Agreeing to allow goods to cross the border without costly tariffs ensured that the most vital supplies – that is, food and medicine – were accessible across Europe. A commodity deal was also easier to close; given each country’s intricate financial regulations, such as how much money banks must keep, most trade deals bypass service sectors.

But Brexit was not the majority of trade deals: it was raising barriers, not breaking them, within a European market that is exceptionally well connected.
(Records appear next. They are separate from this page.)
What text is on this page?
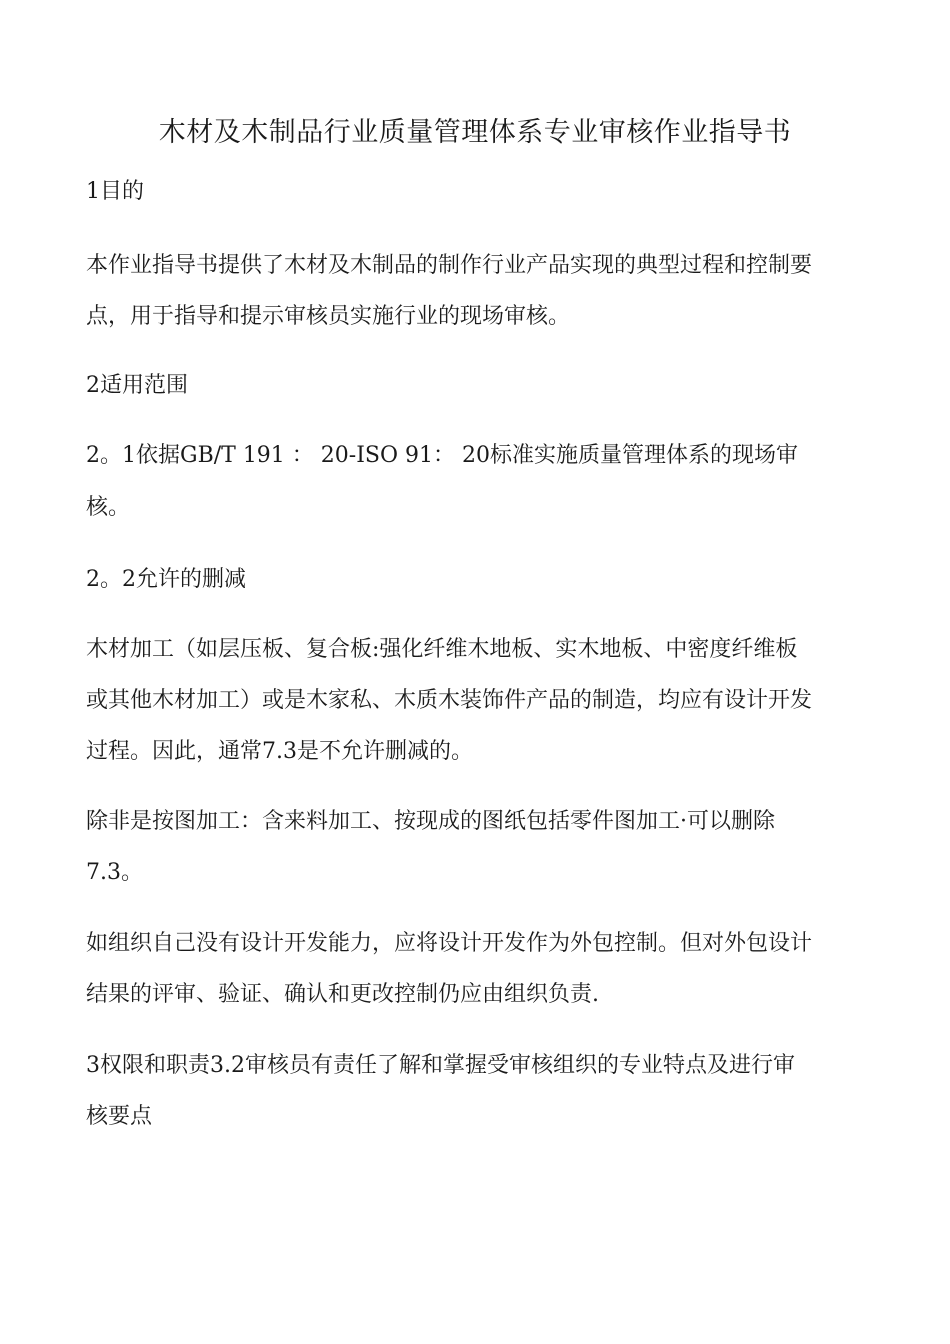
木材及木制品行业质量管理体系专业审核作业指导书
1目的
本作业指导书提供了木材及木制品的制作行业产品实现的典型过程和控制要
点，用于指导和提示审核员实施行业的现场审核。
2适用范围
2。1依据GB/T 191 ： 20-ISO 91： 20标准实施质量管理体系的现场审
核。
2。2允许的删减
木材加工（如层压板、复合板:强化纤维木地板、实木地板、中密度纤维板
或其他木材加工）或是木家私、木质木装饰件产品的制造，均应有设计开发
过程。因此，通常7.3是不允许删减的。
除非是按图加工：含来料加工、按现成的图纸包括零件图加工·可以删除
7.3。
如组织自己没有设计开发能力，应将设计开发作为外包控制。但对外包设计
结果的评审、验证、确认和更改控制仍应由组织负责.
3权限和职责3.2审核员有责任了解和掌握受审核组织的专业特点及进行审
核要点
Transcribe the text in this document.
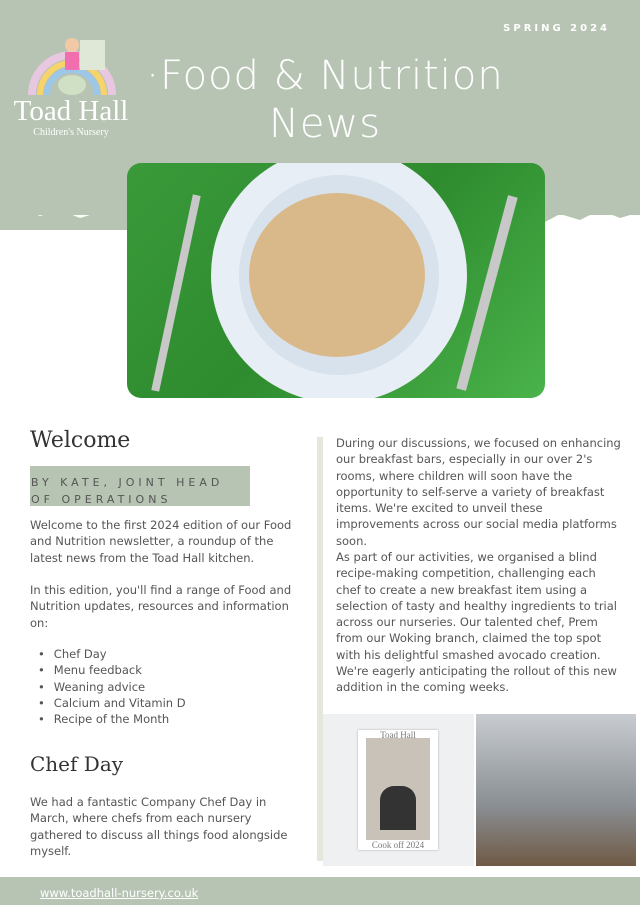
SPRING 2024
Toad Hall
Children's Nursery
·Food & Nutrition
News
Welcome
BY KATE, JOINT HEAD OF OPERATIONS
Welcome to the first 2024 edition of our Food and Nutrition newsletter, a roundup of the latest news from the Toad Hall kitchen.
In this edition, you'll find a range of Food and Nutrition updates, resources and information on:
• Chef Day
• Menu feedback
• Weaning advice
• Calcium and Vitamin D
• Recipe of the Month
Chef Day
We had a fantastic Company Chef Day in March, where chefs from each nursery gathered to discuss all things food alongside myself.
During our discussions, we focused on enhancing our breakfast bars, especially in our over 2's rooms, where children will soon have the opportunity to self-serve a variety of breakfast items. We're excited to unveil these improvements across our social media platforms soon.
As part of our activities, we organised a blind recipe-making competition, challenging each chef to create a new breakfast item using a selection of tasty and healthy ingredients to trial across our nurseries. Our talented chef, Prem from our Woking branch, claimed the top spot with his delightful smashed avocado creation. We're eagerly anticipating the rollout of this new addition in the coming weeks.
Toad Hall
Cook off 2024
www.toadhall-nursery.co.uk
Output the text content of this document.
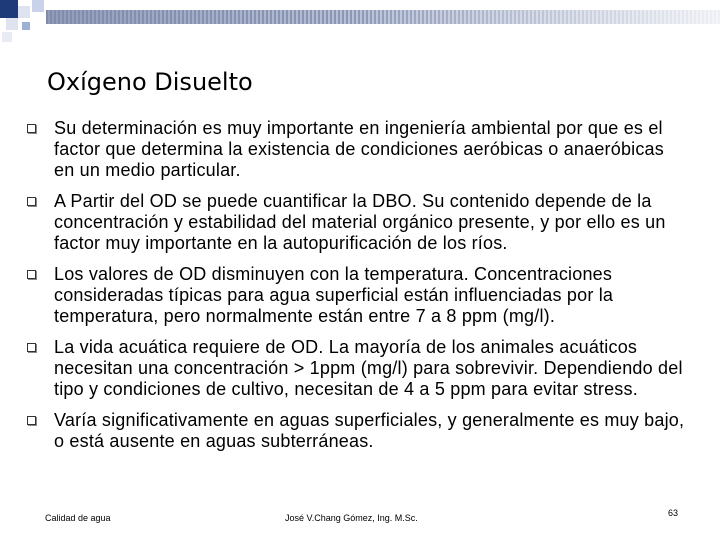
Oxígeno Disuelto
Su determinación es muy importante en ingeniería ambiental por que es el factor que determina la existencia de condiciones aeróbicas o anaeróbicas en un medio particular.
A Partir del OD se puede cuantificar la DBO. Su contenido depende de la concentración y estabilidad del material orgánico presente, y por ello es un factor muy importante en la autopurificación de los ríos.
Los valores de OD disminuyen con la temperatura. Concentraciones consideradas típicas para agua superficial están influenciadas por la temperatura, pero normalmente están entre 7 a 8 ppm (mg/l).
La vida acuática requiere de OD. La mayoría de los animales acuáticos necesitan una concentración > 1ppm (mg/l) para sobrevivir. Dependiendo del tipo y condiciones de cultivo, necesitan de 4 a 5 ppm para evitar stress.
Varía significativamente en aguas superficiales, y generalmente es muy bajo, o está ausente en aguas subterráneas.
Calidad de agua	José V.Chang Gómez, Ing. M.Sc.	63
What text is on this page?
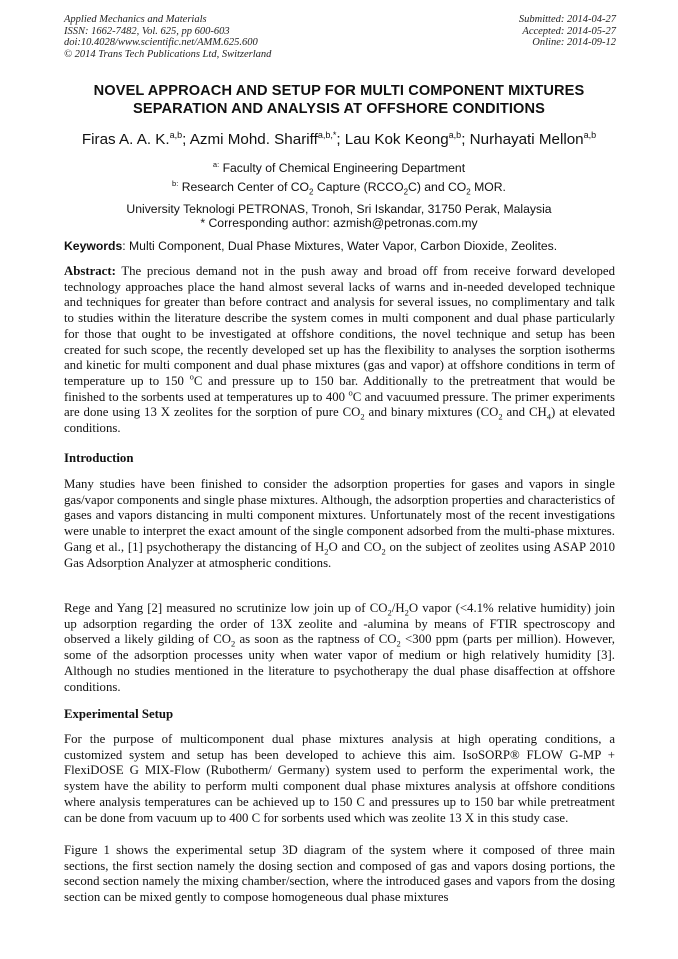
Applied Mechanics and Materials
ISSN: 1662-7482, Vol. 625, pp 600-603
doi:10.4028/www.scientific.net/AMM.625.600
© 2014 Trans Tech Publications Ltd, Switzerland
Submitted: 2014-04-27
Accepted: 2014-05-27
Online: 2014-09-12
NOVEL APPROACH AND SETUP FOR MULTI COMPONENT MIXTURES
SEPARATION AND ANALYSIS AT OFFSHORE CONDITIONS
Firas A. A. K.$^{a,b}$; Azmi Mohd. Shariff$^{a,b,*}$; Lau Kok Keong$^{a,b}$; Nurhayati Mellon$^{a,b}$
$^{a:}$ Faculty of Chemical Engineering Department
$^{b:}$ Research Center of $CO_2$ Capture $(RCCO_2C)$ and $CO_2$ MOR.
University Teknologi PETRONAS, Tronoh, Sri Iskandar, 31750 Perak, Malaysia
* Corresponding author: azmish@petronas.com.my
Keywords: Multi Component, Dual Phase Mixtures, Water Vapor, Carbon Dioxide, Zeolites.
Abstract: The precious demand not in the push away and broad off from receive forward developed technology approaches place the hand almost several lacks of warns and in-needed developed technique and techniques for greater than before contract and analysis for several issues, no complimentary and talk to studies within the literature describe the system comes in multi component and dual phase particularly for those that ought to be investigated at offshore conditions, the novel technique and setup has been created for such scope, the recently developed set up has the flexibility to analyses the sorption isotherms and kinetic for multi component and dual phase mixtures (gas and vapor) at offshore conditions in term of temperature up to 150 $^o$C and pressure up to 150 bar. Additionally to the pretreatment that would be finished to the sorbents used at temperatures up to 400 $^o$C and vacuumed pressure. The primer experiments are done using 13 X zeolites for the sorption of pure $CO_2$ and binary mixtures ($CO_2$ and $CH_4$) at elevated conditions.
Introduction
Many studies have been finished to consider the adsorption properties for gases and vapors in single gas/vapor components and single phase mixtures. Although, the adsorption properties and characteristics of gases and vapors distancing in multi component mixtures. Unfortunately most of the recent investigations were unable to interpret the exact amount of the single component adsorbed from the multi-phase mixtures. Gang et al., [1] psychotherapy the distancing of $H_2O$ and $CO_2$ on the subject of zeolites using ASAP 2010 Gas Adsorption Analyzer at atmospheric conditions.
Rege and Yang [2] measured no scrutinize low join up of $CO_2/H_2O$ vapor (<4.1% relative humidity) join up adsorption regarding the order of 13X zeolite and -alumina by means of FTIR spectroscopy and observed a likely gilding of $CO_2$ as soon as the raptness of $CO_2 <300$ ppm (parts per million). However, some of the adsorption processes unity when water vapor of medium or high relatively humidity [3]. Although no studies mentioned in the literature to psychotherapy the dual phase disaffection at offshore conditions.
Experimental Setup
For the purpose of multicomponent dual phase mixtures analysis at high operating conditions, a customized system and setup has been developed to achieve this aim. IsoSORP® FLOW G-MP + FlexiDOSE G MIX-Flow (Rubotherm/ Germany) system used to perform the experimental work, the system have the ability to perform multi component dual phase mixtures analysis at offshore conditions where analysis temperatures can be achieved up to 150 C and pressures up to 150 bar while pretreatment can be done from vacuum up to 400 C for sorbents used which was zeolite 13 X in this study case.
Figure 1 shows the experimental setup 3D diagram of the system where it composed of three main sections, the first section namely the dosing section and composed of gas and vapors dosing portions, the second section namely the mixing chamber/section, where the introduced gases and vapors from the dosing section can be mixed gently to compose homogeneous dual phase mixtures
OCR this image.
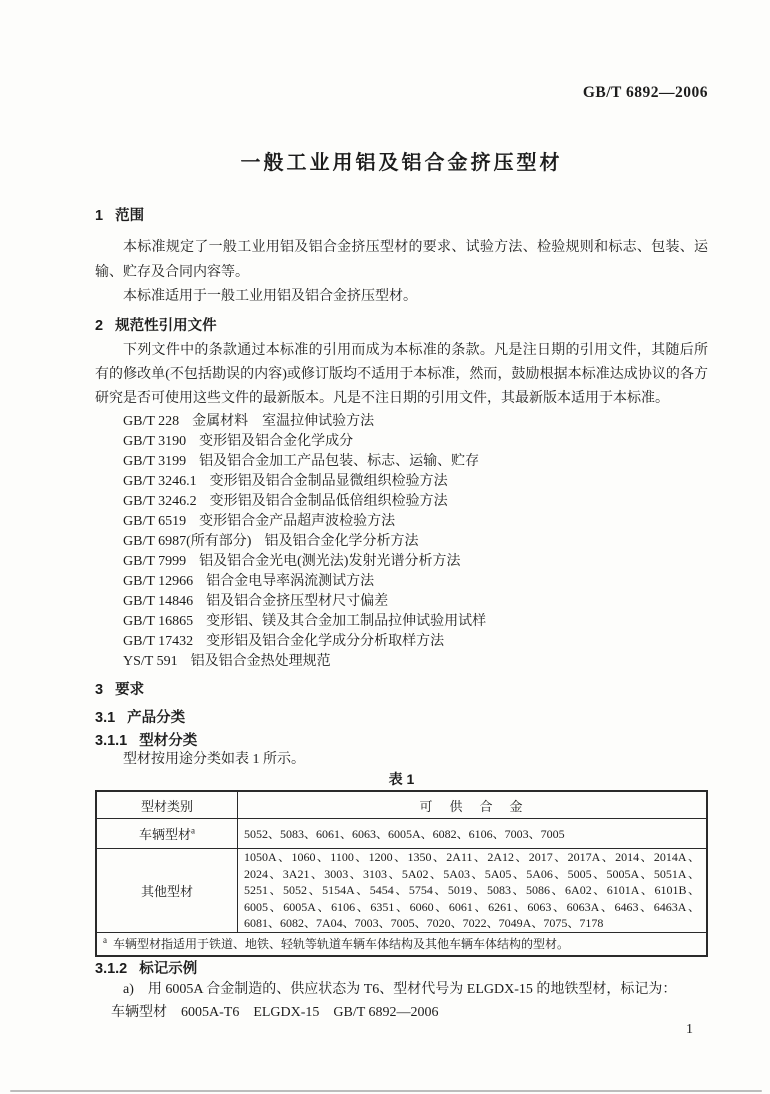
GB/T 6892—2006
一般工业用铝及铝合金挤压型材
1 范围

本标准规定了一般工业用铝及铝合金挤压型材的要求、试验方法、检验规则和标志、包装、运输、贮存及合同内容等。

本标准适用于一般工业用铝及铝合金挤压型材。

2 规范性引用文件

下列文件中的条款通过本标准的引用而成为本标准的条款。凡是注日期的引用文件，其随后所有的修改单(不包括勘误的内容)或修订版均不适用于本标准，然而，鼓励根据本标准达成协议的各方研究是否可使用这些文件的最新版本。凡是不注日期的引用文件，其最新版本适用于本标准。

GB/T 228 金属材料　室温拉伸试验方法
GB/T 3190 变形铝及铝合金化学成分
GB/T 3199 铝及铝合金加工产品包装、标志、运输、贮存
GB/T 3246.1 变形铝及铝合金制品显微组织检验方法
GB/T 3246.2 变形铝及铝合金制品低倍组织检验方法
GB/T 6519 变形铝合金产品超声波检验方法
GB/T 6987(所有部分) 铝及铝合金化学分析方法
GB/T 7999 铝及铝合金光电(测光法)发射光谱分析方法
GB/T 12966 铝合金电导率涡流测试方法
GB/T 14846 铝及铝合金挤压型材尺寸偏差
GB/T 16865 变形铝、镁及其合金加工制品拉伸试验用试样
GB/T 17432 变形铝及铝合金化学成分分析取样方法
YS/T 591 铝及铝合金热处理规范
3 要求
3.1 产品分类
3.1.1 型材分类

型材按用途分类如表 1 所示。

表 1
型材类别	可　供　合　金
车辆型材$^a$	5052、5083、6061、6063、6005A、6082、6106、7003、7005
其他型材	1050A、1060、1100、1200、1350、2A11、2A12、2017、2017A、2014、2014A、2024、3A21、3003、3103、5A02、5A03、5A05、5A06、5005、5005A、5051A、5251、5052、5154A、5454、5754、5019、5083、5086、6A02、6101A、6101B、6005、6005A、6106、6351、6060、6061、6261、6063、6063A、6463、6463A、6081、6082、7A04、7003、7005、7020、7022、7049A、7075、7178
$^a$ 车辆型材指适用于铁道、地铁、轻轨等轨道车辆车体结构及其他车辆车体结构的型材。	
3.1.2 标记示例

a)　用 6005A 合金制造的、供应状态为 T6、型材代号为 ELGDX-15 的地铁型材，标记为：

车辆型材　6005A-T6　ELGDX-15　GB/T 6892—2006

1
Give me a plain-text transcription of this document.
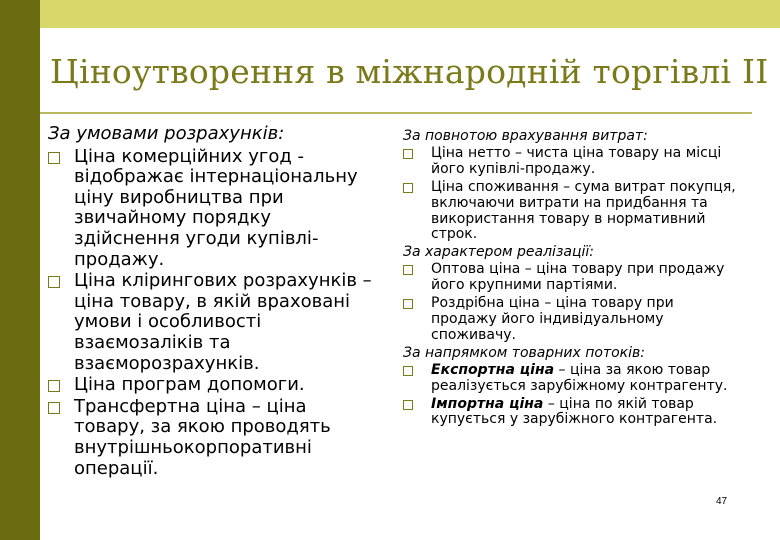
Ціноутворення в міжнародній торгівлі ІІ
За умовами розрахунків:
Ціна комерційних угод - відображає інтернаціональну ціну виробництва при звичайному порядку здійснення угоди купівлі-продажу.
Ціна клірингових розрахунків – ціна товару, в якій враховані умови і особливості взаємозаліків та взаєморозрахунків.
Ціна програм допомоги.
Трансфертна ціна – ціна товару, за якою проводять внутрішньокорпоративні операції.
За повнотою врахування витрат:
Ціна нетто – чиста ціна товару на місці його купівлі-продажу.
Ціна споживання – сума витрат покупця, включаючи витрати на придбання та використання товару в нормативний строк.
За характером реалізації:
Оптова ціна – ціна товару при продажу його крупними партіями.
Роздрібна ціна – ціна товару при продажу його індивідуальному споживачу.
За напрямком товарних потоків:
Експортна ціна – ціна за якою товар реалізується зарубіжному контрагенту.
Імпортна ціна – ціна по якій товар купується у зарубіжного контрагента.
47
After January 1, the sale of services, once secured, will depend on patchwork decisions by European regulators as to whether Britain’s new financial regulations are close enough to its own to be reliable. While the London experience is difficult to match, putting its financial and services companies in a strong position to weather the storm, some obstacles are inevitable. Britons living in Europe who have bank accounts in the UK have already been told that their accounts will be closed.

“Imagine if you took the UK and moved it to Canada or Australia,” said Davide Serra, chief executive of Algebris Investments, an asset management company with offices across Europe. “This is what it does with services. The United Kingdom has become a third country. “

In announcing the trade deal this week, Britain’s Prime Minister Boris Johnson acknowledged that it offered “not as much” access to financial companies “as we would like”. But he was not as straightforward as the difficulties faced even by British retailers under the deal, analysts said.

Promising that “there were no non-tariff barriers” to the sale of goods after Brexit, he ignored the tens of millions of customs declarations, health assessments and other controls for which companies will now be responsible.

Britain lacks the necessary customs agents to handle these documents, and even veterinarians who carry out health checks, industry experts said. And in recent days, European truckers have received an alarming forecast of destruction caused by delays in boarding for even a few days when they were stranded in British ports because of travel bans related to the new variant of the coronavirus.

“It is a big problem that will cost the industry millions of pounds and euros,” said Alex Altmann, partner responsible for Brexit-related issues at Blick Rothenberg, an accounting and tax practice. “At the end of the day, this will be passed on to consumers.”

Also for European citizens living in Britain, the conclusion of a Brexit deal did little to lessen fears about how the country’s new immigration rules could complicate their lives. Migrants were allowed to apply for so-called “established status” in Britain. But little provision has been made for people who cannot complete the process online, let alone for people who do not realize they need permission to stay in a country where they have lived for decades.

“There is potential for a crisis in the next one or two years for EU migrants who have been here, and have been here for a long time, but have fallen through the cracks in the registration system,” said Robert Ford, professor of policy at the University Manchester.

The limitations of the Brexit deal reflect the fact that, even as financial and other regulations have become more complex in recent years, trade deals have struggled to keep pace, said David Henig, an analyst at the European Center for International Political Economy.

But Britain also limited what it was looking for in the business to a few key areas, making the emergence of a basic deal almost inevitable, analysts said.

Along with a division without an agreement, involving huge border congestion and deep uncertainty for companies, the agreement was a balm. But even with such an agreement, the way forward is uncertain.

“Brexit will always be a long-standing blow to the UK’s competitiveness,” said Kibasi, the analyst. “But the way it will all end up is hurting investment in the UK, so it’s a slow scoop, not a quick drop.”